The pioneers of Western educational thought including Rousseau, Pestalozzi and John Dewey all argued against early reading. They believed that the human brain must first master concrete learning before moving into abstract learning. Rudolf Steiner, the founder of Waldorf Education, stated bluntly that premature formal reading instruction would make children materialistic and disengaged from their own educations. I bet this sounds familiar to parents who have grown children living in their basements playing video games.

My own published research found that in grades four through seven, children who began their formal reading instruction after kindergarten had significantly higher reading motivation than children who began reading instruction in kindergarten. Research scientist Martha Bridge Denckla has reached a similar conclusion. She now supports the idea that many children diagnosed with dyslexia before age 8 are simply late-bloomers and that premature formal reading instruction is taking an emotional toll on these children. If children truly have dyslexia, addressing it at age 8 is most appropriate. In the meanwhile, they and our late bloomers can engage in appropriate language activities known to support later reading.

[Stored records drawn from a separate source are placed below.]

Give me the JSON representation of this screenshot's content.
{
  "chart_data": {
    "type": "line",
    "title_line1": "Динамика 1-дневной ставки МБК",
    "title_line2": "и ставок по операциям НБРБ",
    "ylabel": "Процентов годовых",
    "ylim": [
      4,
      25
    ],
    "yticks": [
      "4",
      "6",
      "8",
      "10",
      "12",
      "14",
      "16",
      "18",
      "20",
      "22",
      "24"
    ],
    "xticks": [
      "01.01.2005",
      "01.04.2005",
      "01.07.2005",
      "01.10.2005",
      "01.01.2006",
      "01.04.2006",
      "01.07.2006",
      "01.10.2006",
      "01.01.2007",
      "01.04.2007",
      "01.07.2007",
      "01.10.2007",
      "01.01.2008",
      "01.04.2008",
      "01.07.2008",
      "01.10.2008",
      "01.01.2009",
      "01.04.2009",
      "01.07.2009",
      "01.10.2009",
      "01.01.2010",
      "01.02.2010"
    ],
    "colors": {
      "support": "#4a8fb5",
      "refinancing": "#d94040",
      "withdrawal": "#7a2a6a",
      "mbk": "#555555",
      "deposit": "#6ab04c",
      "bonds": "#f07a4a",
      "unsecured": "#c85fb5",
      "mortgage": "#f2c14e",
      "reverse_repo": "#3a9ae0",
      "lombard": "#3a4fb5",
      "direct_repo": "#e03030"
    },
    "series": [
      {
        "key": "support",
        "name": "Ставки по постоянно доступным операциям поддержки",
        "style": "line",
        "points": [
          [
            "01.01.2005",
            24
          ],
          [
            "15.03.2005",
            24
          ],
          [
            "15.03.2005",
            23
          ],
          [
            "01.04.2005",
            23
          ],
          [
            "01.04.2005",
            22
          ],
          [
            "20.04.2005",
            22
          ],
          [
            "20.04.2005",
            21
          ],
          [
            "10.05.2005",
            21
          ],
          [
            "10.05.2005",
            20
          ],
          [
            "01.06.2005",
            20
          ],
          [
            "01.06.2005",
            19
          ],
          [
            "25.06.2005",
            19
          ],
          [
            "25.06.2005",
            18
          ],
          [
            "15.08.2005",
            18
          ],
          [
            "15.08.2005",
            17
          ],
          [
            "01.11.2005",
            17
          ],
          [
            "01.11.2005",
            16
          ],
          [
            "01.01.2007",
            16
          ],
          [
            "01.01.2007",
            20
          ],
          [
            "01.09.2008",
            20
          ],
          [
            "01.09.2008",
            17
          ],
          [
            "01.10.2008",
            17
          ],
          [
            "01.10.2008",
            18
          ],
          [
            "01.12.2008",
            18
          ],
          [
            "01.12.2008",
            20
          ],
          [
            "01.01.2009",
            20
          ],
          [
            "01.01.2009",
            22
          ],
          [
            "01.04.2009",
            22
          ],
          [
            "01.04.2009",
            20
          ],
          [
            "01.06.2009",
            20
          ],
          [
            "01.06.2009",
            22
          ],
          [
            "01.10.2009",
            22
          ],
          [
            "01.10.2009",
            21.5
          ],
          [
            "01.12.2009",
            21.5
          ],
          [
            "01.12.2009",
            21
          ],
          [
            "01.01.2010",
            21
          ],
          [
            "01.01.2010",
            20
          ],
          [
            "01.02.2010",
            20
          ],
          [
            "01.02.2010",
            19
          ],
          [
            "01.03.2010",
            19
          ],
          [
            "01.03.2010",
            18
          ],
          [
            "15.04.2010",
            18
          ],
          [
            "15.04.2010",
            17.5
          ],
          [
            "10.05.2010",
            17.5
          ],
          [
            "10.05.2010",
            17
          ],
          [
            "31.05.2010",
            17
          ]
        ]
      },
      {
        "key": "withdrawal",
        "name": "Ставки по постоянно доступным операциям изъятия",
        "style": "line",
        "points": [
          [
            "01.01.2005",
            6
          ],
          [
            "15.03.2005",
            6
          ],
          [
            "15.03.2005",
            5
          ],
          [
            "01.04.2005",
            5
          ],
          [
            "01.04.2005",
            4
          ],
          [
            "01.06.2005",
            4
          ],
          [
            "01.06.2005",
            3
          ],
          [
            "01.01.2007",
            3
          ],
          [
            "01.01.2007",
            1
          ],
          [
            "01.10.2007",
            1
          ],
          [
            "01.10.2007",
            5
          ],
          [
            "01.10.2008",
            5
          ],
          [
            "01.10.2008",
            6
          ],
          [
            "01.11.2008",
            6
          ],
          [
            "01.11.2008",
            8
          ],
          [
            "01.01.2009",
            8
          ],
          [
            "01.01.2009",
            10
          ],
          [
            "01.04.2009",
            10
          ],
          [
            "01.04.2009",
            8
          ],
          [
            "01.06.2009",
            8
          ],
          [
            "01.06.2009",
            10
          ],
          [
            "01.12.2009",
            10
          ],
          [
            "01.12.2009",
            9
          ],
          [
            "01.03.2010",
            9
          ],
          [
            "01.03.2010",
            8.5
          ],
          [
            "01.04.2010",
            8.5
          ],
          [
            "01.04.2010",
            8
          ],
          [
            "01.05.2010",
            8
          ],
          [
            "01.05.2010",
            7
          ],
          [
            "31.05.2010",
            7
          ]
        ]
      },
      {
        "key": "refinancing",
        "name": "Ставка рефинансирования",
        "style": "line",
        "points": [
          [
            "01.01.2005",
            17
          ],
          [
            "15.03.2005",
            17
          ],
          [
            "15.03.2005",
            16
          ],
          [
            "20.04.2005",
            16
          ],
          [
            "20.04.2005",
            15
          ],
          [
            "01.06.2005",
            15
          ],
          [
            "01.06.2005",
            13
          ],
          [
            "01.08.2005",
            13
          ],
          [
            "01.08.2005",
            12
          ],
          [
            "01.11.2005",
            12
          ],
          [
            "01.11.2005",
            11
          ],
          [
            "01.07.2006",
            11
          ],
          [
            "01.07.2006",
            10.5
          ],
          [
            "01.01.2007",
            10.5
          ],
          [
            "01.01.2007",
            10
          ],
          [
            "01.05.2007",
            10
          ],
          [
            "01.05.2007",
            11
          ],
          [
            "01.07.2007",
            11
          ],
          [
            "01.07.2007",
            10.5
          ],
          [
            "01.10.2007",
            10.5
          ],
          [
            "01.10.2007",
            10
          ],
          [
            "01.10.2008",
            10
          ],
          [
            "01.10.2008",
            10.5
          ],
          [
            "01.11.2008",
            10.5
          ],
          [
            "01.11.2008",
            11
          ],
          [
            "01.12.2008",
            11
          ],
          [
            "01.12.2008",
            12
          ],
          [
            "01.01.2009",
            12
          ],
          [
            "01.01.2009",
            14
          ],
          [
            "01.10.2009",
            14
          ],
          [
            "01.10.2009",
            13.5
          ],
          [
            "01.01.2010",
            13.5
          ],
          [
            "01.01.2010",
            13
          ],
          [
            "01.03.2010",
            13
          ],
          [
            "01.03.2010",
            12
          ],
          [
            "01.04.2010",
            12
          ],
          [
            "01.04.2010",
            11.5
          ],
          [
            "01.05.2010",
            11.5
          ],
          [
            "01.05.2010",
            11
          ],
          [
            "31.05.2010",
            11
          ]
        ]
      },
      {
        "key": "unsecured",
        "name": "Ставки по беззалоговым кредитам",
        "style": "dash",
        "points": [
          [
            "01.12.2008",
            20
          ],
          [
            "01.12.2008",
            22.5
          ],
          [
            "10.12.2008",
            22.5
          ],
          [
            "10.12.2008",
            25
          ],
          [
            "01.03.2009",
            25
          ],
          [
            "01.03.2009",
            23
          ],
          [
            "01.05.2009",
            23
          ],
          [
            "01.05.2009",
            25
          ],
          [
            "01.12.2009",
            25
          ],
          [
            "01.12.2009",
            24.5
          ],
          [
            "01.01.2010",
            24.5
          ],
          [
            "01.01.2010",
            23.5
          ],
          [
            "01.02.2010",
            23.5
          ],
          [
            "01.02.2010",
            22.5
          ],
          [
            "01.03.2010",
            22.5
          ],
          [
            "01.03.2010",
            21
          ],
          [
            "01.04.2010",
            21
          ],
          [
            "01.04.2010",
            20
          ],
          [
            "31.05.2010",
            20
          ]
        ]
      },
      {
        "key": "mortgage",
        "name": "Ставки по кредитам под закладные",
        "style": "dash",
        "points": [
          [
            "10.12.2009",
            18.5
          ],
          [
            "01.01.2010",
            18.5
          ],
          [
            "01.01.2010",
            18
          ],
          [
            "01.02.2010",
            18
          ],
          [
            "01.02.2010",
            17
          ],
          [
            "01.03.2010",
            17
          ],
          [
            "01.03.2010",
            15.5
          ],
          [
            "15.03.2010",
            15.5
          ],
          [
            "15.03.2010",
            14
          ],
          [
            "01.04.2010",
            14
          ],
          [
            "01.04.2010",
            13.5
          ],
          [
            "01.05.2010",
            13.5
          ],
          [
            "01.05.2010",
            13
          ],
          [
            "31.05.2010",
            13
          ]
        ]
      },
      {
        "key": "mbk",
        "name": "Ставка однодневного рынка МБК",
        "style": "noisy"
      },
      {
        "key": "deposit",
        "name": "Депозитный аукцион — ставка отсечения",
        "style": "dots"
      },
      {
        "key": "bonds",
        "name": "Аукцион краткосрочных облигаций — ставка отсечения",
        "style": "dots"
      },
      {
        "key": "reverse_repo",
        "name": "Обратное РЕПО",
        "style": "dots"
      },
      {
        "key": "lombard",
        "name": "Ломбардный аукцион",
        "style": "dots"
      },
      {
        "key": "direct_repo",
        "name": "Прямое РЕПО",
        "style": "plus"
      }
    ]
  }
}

I do not wish to prevent any child from reading who is neurologically ready and wants to learn. What I recommend is flexible curriculum that groups children by interest and readiness rather than by chronological age. Every child develops in his or her own unique way and time. Our educational practices need to reflect this reality.

Our understanding of the neuro-physiology of reading has made great progress. We can now look at an MRI of a child with dyslexia and know which type of remedial reading program will work best. Let’s put this knowledge to use. A wise person once said that when your horse dies, get off. Instead of sitting on the carcass of early formal reading instruction and yelling “giddy-up,” we should structure schools and curriculum for individual success.

Atias, Ph.D., is an associate professor and department chair of early childhood multicultural education at University of New Mexico-Taos. His dissertation was titled, “Onset-age of Formal Reading Instruction and Subsequent Motivation to Read.” Thirty-six of his 46 years in early childhood education have been in Taos.